The cylindrical pieces are (obviously) for the ears.  Shape with your fingers so that they reach tips at one end and flatten at the other end. (Like bunny ears!) Using the leftover fondant (from when you cut the balls) dye 1/3 of the fondant pink, 1/3 green, and 1/3 orange (again using gel colors.)

Use the pink fondant to make the paw pads. (Interesting fact -- rabbits actually don't have paw pads -- just fur pads.  But this makes is so much prettier!)  To make the paw pads, divide up the fondant into six tiny balls (the size of peas) and 2 slightly larger balls.  Flatten out and attach the larger pieces superiorly with three little pieces surrounding the bottom of each big piece.
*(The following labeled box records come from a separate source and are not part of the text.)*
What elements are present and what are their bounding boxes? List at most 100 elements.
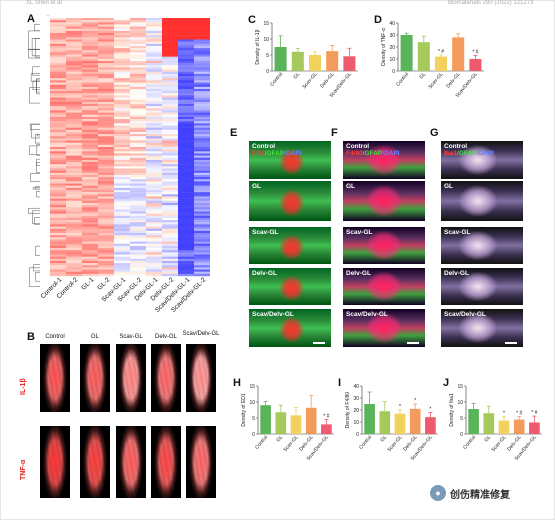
sample-label: GL-1 (80, 276, 95, 291)
stain-row-label: GL (444, 183, 454, 190)
bar (290, 415, 302, 434)
row-dendrogram (28, 23, 40, 287)
x-tick-label: GL (379, 434, 388, 443)
stain-row-label: Control F4/80/GFAP/DAPI (346, 143, 400, 157)
panel-label-f: F (331, 127, 338, 139)
panel-b-micrograph (80, 344, 110, 412)
y-tick-label: 0 (460, 432, 463, 438)
x-tick-label: Scav-GL (282, 434, 299, 453)
panel-label-a: A (27, 13, 35, 25)
bar (469, 59, 482, 71)
panel-b-micrograph (116, 344, 146, 412)
y-axis-label: Density of Iba1 (449, 393, 455, 427)
bar (274, 47, 287, 71)
significance-label: * # (472, 49, 478, 55)
panel-label-e: E (230, 127, 238, 139)
significance-label: * # (323, 414, 329, 420)
panel-label-c: C (248, 14, 256, 26)
x-tick-label: Control (269, 71, 284, 87)
panel-b-micrograph (116, 426, 146, 498)
x-tick-label: Scav-GL (490, 434, 507, 453)
panel-b-column-label: GL (90, 334, 99, 340)
stain-row-label: Delv-GL (252, 270, 277, 277)
significance-label: * # (438, 49, 444, 55)
stain-marker-label: /DAPI (284, 150, 302, 157)
x-tick-label: Delv-GL (445, 71, 462, 89)
y-tick-label: 20 (353, 408, 359, 414)
bar (260, 405, 271, 434)
panel-label-h: H (233, 377, 241, 389)
x-tick-label: Delv-GL (319, 71, 336, 89)
stain-row-label: Scav-GL (444, 229, 471, 236)
header-left: XL Shen et al (26, 0, 62, 6)
y-axis-label: Density of F4/80 (345, 392, 351, 429)
stain-marker-label: /GFAP (264, 150, 285, 157)
panel-b-micrograph (40, 426, 70, 498)
watermark: ● 创伤精准修复 (430, 484, 550, 502)
stain-title-g: Iba1/GFAP/DAPI (444, 150, 494, 157)
header-right: Biomaterials 280 (2022) 121273 (448, 0, 534, 6)
y-tick-label: 30 (353, 396, 359, 402)
panel-b-micrograph (40, 344, 70, 412)
x-tick-label: GL (275, 434, 284, 443)
stain-micrograph (441, 268, 523, 305)
stain-micrograph (249, 181, 331, 221)
bar (364, 404, 375, 434)
panel-b-column-label: Scav/Delv-GL (182, 331, 220, 337)
scale-bar (407, 342, 419, 344)
panel-b-micrograph (80, 426, 110, 498)
y-tick-label: 40 (353, 384, 359, 390)
panel-label-b: B (27, 331, 35, 343)
panel-b-row-label: TNF-α (20, 459, 27, 480)
y-tick-label: 30 (389, 33, 395, 39)
x-tick-label: Control (254, 434, 269, 450)
bar (343, 56, 356, 71)
stain-row-label: Delv-GL (346, 270, 371, 277)
y-tick-label: 5 (266, 53, 269, 59)
bar (305, 407, 317, 434)
x-tick-label: Control (462, 434, 477, 450)
stain-micrograph (249, 309, 331, 347)
bar (409, 408, 421, 434)
y-tick-label: 10 (353, 420, 359, 426)
bar (308, 55, 322, 71)
significance-label: * # (531, 410, 537, 416)
stain-title-e: ED1/GFAP/DAPI (252, 150, 302, 157)
stain-marker-label: Iba1 (444, 150, 458, 157)
y-tick-label: 0 (252, 432, 255, 438)
y-tick-label: 20 (389, 45, 395, 51)
stain-row-label: Delv-GL (444, 270, 469, 277)
x-tick-label: Scav-GL (301, 71, 318, 90)
panel-label-d: D (374, 14, 382, 26)
bar (321, 424, 332, 434)
y-tick-label: 10 (249, 400, 255, 406)
heatmap-cells (50, 18, 210, 277)
stain-micrograph (343, 268, 425, 305)
stain-row-label: Control Iba1/GFAP/DAPI (444, 143, 494, 157)
stain-micrograph (249, 227, 331, 264)
stain-row-label: Scav/Delv-GL (444, 311, 486, 318)
y-tick-label: 0 (356, 432, 359, 438)
bar (291, 51, 304, 71)
y-tick-label: 0 (266, 69, 269, 75)
stain-micrograph (249, 141, 331, 179)
significance-label: * (399, 404, 401, 410)
x-tick-label: Scav-GL (427, 71, 444, 90)
x-tick-label: Control (358, 434, 373, 450)
y-tick-label: 15 (457, 384, 463, 390)
y-tick-label: 0 (392, 69, 395, 75)
bar (425, 417, 436, 434)
scale-bar (505, 342, 517, 344)
stain-marker-label: /GFAP (457, 150, 477, 157)
y-tick-label: 15 (249, 384, 255, 390)
y-axis-label: Density of TNF-α (381, 28, 387, 66)
stain-micrograph (343, 309, 425, 347)
panel-b-micrograph (186, 344, 216, 412)
bar (434, 56, 448, 71)
bar (275, 412, 287, 434)
stain-marker-label: ED1 (252, 150, 265, 157)
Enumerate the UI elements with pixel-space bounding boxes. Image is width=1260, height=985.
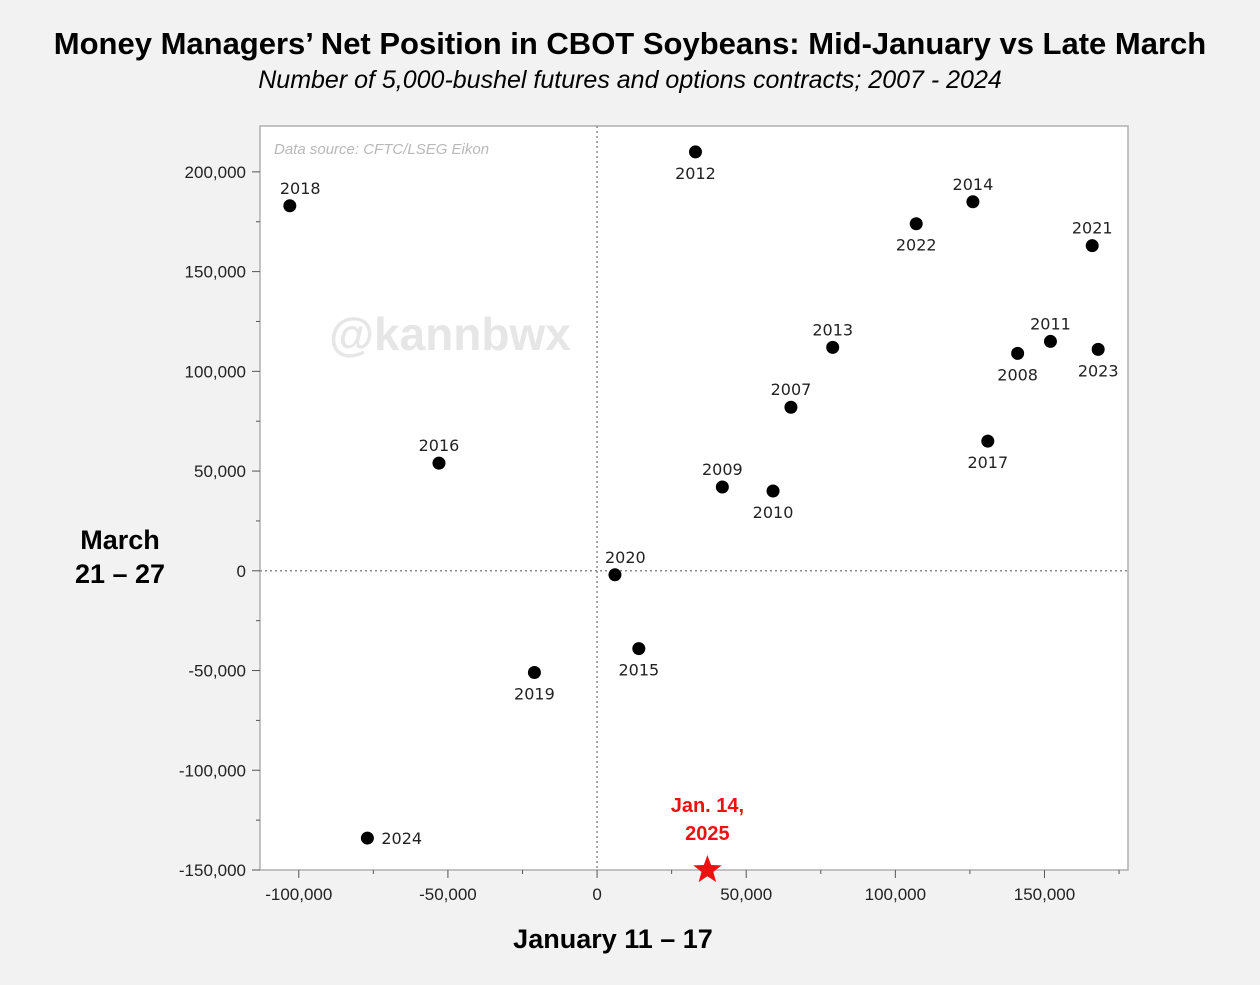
watermark: @kannbwx — [329, 308, 571, 360]
data-point-2022 — [909, 217, 923, 231]
chart-title: Money Managers’ Net Position in CBOT Soy… — [53, 26, 1207, 61]
point-label-2015: 2015 — [618, 661, 659, 680]
data-point-2021 — [1085, 239, 1099, 253]
data-point-2008 — [1011, 346, 1025, 360]
data-point-2024 — [360, 831, 374, 845]
x-tick-label: 150,000 — [1014, 885, 1075, 904]
point-label-2012: 2012 — [675, 164, 716, 183]
y-axis-label-line-1: March — [80, 525, 160, 555]
data-point-2020 — [608, 568, 622, 582]
x-tick-label: 100,000 — [865, 885, 926, 904]
highlight-label-line-1: Jan. 14, — [671, 795, 744, 817]
y-tick-label: -150,000 — [179, 861, 246, 880]
point-label-2013: 2013 — [812, 320, 853, 339]
point-label-2024: 2024 — [381, 829, 422, 848]
point-label-2009: 2009 — [702, 460, 743, 479]
data-point-2019 — [527, 666, 541, 680]
y-axis-label-line-2: 21 – 27 — [74, 559, 166, 589]
y-tick-label: 50,000 — [194, 462, 246, 481]
highlight-label-line-2: 2025 — [685, 823, 730, 845]
point-label-2018: 2018 — [280, 179, 321, 198]
data-point-2009 — [715, 480, 729, 494]
point-label-2021: 2021 — [1072, 219, 1113, 238]
point-label-2008: 2008 — [997, 365, 1038, 384]
point-label-2019: 2019 — [514, 685, 555, 704]
point-label-2014: 2014 — [953, 175, 994, 194]
point-label-2017: 2017 — [967, 453, 1008, 472]
data-source-note: Data source: CFTC/LSEG Eikon — [274, 141, 489, 158]
point-label-2011: 2011 — [1030, 314, 1071, 333]
data-point-2012 — [688, 145, 702, 159]
data-point-2017 — [981, 434, 995, 448]
x-tick-label: -50,000 — [419, 885, 477, 904]
data-point-2015 — [632, 642, 646, 656]
point-label-2016: 2016 — [419, 436, 460, 455]
point-label-2020: 2020 — [605, 548, 646, 567]
y-tick-label: -100,000 — [179, 761, 246, 780]
data-point-2007 — [784, 400, 798, 414]
point-label-2023: 2023 — [1078, 361, 1119, 380]
point-label-2022: 2022 — [896, 236, 937, 255]
y-tick-label: 0 — [237, 562, 246, 581]
data-point-2014 — [966, 195, 980, 209]
plot-area — [259, 125, 1129, 871]
point-label-2010: 2010 — [753, 503, 794, 522]
data-point-2023 — [1091, 342, 1105, 356]
y-tick-label: -50,000 — [188, 662, 246, 681]
x-tick-label: -100,000 — [265, 885, 332, 904]
data-point-2013 — [826, 340, 840, 354]
chart-subtitle: Number of 5,000-bushel futures and optio… — [258, 66, 1002, 94]
data-point-2016 — [432, 456, 446, 470]
data-point-2011 — [1043, 334, 1057, 348]
point-label-2007: 2007 — [771, 380, 812, 399]
highlight-star-marker — [693, 855, 722, 883]
x-axis-label: January 11 – 17 — [513, 924, 713, 954]
data-point-2018 — [283, 199, 297, 213]
y-tick-label: 150,000 — [185, 263, 246, 282]
x-tick-label: 0 — [592, 885, 601, 904]
data-point-2010 — [766, 484, 780, 498]
x-tick-label: 50,000 — [720, 885, 772, 904]
y-tick-label: 200,000 — [185, 163, 246, 182]
y-tick-label: 100,000 — [185, 362, 246, 381]
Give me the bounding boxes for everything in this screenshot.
Roll the orange fondant into cones of various sizes. Imprint with a scoring tool to look like carrots.  Then, with your hands, mold tiny ellipse shaped balls, rolling the end into a thin string, to resemble vines with leaves on them.  Score the leaves to resemble the veins. Attach the vines to the carrots.

Finally, position the body of the bunny on the cake with the ears, pointy ends up, at the front.  Leave some room so it looks like the head is burrowed in the dirt.  Mold the ears as desired to flop one way or another.  Scatter the carrots in the dirt, half burrowing some of them if you wish.

And there you are -- "bottoms up" to a fun and tasty (belated) Easter!  (If he digs deep enough he may actually get to the good part!)